“Afghan women are probably some of the most resilient and courageous women in the world, given their thirst for improving their lives, despite the horrible tragedies they’ve suffered,” says Katrin Fakiri, co-founder of Parwaz MicroFinance Institution, a non-profit that provides micro loans to women in extreme poverty in Afghanistan so they can build micro businesses. Parwaz is a Dari word meaning “to rise” or “to fly.”
Microfinance enables the poor to increase their incomes and build businesses, reducing their vulnerability. This can be a powerful tool toward self-empowerment, especially for women. The idea of microfinance is not new, but the world has taken notice lately, in part due to the winners of the 2006 Nobel Peace Prize, Grameen Bank and Muhammad Yunus, a Bangladeshi banker and economist who originated the concept of micro credit, extending loans to entrepreneurs who do not have access to traditional bank loans.
Katrin grew up in Afghanistan, but moved to the United States with her family shortly after the Soviets invaded. Though the U.S. has become her home, she decided to return shortly after 9/11. According to an article on ladieswholaunch.com, she said some kind Americans approached her, offering to start a micro-lending organization in Afghanistan, provided that she run and manage the organization. Katrin agreed, and upon her return in 2002, she found herself marveling at how she could have escaped such utter poverty as a young girl.
Afghanistan is one of the poorest nations in the world with a literacy rate of 28 percent. Today many women struggle because of the effects of war, the instability of the government, and traditional beliefs about the role of women, especially in rural areas.
Parwaz has close to 1,000 clients (all female) who receive loans and the need continues to grow. Many are engaged in farming, weaving, baking, small shops, beauty parlors, and tailoring shops. In order to qualify for a loan, you must be poor, female, a head of household, or a widow. Widows are given special priority.

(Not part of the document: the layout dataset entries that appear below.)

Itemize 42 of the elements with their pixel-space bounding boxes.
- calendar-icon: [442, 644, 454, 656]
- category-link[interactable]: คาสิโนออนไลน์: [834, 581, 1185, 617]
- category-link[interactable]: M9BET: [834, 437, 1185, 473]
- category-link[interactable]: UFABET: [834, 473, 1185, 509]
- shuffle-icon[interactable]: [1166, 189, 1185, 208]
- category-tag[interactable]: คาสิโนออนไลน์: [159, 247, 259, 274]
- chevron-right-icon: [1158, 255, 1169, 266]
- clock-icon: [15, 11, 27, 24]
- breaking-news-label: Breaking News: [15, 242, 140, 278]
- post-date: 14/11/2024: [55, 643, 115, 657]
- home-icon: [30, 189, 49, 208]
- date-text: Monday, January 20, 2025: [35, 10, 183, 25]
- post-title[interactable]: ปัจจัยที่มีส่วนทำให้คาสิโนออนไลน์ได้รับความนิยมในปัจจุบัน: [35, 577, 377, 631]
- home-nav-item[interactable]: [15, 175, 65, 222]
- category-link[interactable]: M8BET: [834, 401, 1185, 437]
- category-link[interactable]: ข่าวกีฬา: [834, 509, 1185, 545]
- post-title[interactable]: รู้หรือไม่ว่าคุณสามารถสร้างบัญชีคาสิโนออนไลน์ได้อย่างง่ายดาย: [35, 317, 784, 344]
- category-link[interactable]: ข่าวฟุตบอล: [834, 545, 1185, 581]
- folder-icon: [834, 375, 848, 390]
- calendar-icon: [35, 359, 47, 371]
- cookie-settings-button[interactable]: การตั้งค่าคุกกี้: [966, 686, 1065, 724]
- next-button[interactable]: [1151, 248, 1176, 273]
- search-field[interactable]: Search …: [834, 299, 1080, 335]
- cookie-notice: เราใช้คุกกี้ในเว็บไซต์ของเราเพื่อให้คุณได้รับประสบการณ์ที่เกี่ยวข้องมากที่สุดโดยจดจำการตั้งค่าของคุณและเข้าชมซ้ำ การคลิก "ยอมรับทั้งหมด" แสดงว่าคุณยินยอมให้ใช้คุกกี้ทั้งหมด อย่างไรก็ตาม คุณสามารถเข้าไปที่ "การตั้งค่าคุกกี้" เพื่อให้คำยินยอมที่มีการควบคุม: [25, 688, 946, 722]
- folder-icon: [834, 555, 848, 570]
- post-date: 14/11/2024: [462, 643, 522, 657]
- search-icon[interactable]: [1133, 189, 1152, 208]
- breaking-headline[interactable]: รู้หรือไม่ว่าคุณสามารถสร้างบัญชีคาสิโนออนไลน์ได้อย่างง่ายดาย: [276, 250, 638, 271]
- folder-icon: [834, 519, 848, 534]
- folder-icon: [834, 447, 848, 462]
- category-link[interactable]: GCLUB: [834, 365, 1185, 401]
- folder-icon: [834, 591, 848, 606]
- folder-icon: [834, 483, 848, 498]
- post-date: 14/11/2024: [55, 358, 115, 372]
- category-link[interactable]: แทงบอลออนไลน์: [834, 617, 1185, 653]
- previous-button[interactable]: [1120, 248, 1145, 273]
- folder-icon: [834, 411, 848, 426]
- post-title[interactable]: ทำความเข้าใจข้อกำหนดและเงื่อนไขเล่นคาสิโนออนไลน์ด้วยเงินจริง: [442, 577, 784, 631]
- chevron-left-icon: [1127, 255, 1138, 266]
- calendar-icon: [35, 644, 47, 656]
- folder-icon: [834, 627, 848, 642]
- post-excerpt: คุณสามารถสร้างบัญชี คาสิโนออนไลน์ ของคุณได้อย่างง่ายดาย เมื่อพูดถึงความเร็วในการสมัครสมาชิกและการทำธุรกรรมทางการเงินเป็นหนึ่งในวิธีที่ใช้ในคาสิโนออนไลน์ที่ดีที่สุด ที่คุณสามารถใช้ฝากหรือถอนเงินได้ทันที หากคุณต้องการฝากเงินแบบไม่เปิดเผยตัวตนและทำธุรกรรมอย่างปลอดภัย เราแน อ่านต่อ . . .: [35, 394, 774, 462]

Katrin tells one story of a widow named Shahnaz, who had cultivated a neighbor’s field in exchange for three meals a day for she and her several children. At times there was so little to go around that they were forced to eat grass. With a loan from Parwaz, Katrin says, “She bought a cow and started making yogurt and other dairy products to sell. She repaid the loan in six months. We gave her another loan and she bought another cow. In a year and a half, by buying three cows, (the woman and her children) are not indentured servants anymore.”
Micro loans are an effective way for borrowers [mostly women] to become independent entrepreneurs, according to the MicroBanking Bulletin. Most of these women tend to be self-employed and use micro loans to start household-based businesses. In some cases, they use skills they already have, that may not require additional education.
This is often the case for applicants who come to Parwaz. There is not a lot of additional training needed to get a small business started, and a micro business allows women the added advantage of working independently at home while still caring for their children, as in the case of Shahnaz. They no longer have to rely on relatives or neighbors and they can avoid becoming indebted to moneylenders charging high amounts of interest.
The program is successful and has continually inspired Katrin. She says, “When I see a client that had nothing just six months prior to getting a loan and over time has started to send her children to school again, has more respect from her family and husband in particular, has been able to buy some items for herself and her house, and above all has confidence, that is what inspires me to stay and continue my work in Afghanistan. No woman has ever been able to fight for her rights from a position of hunger and oppression. It is only when they gain a measure of economic independence that they gain confidence they can speak and fight from a position of power and strength.”
The opportunity to start a micro business affords women the freedom and ability to stand on their own. The most satisfying part of Katrin’s job? She puts it quite simply, “Knowing that I have helped a woman start a new life and stand on her own two feet.”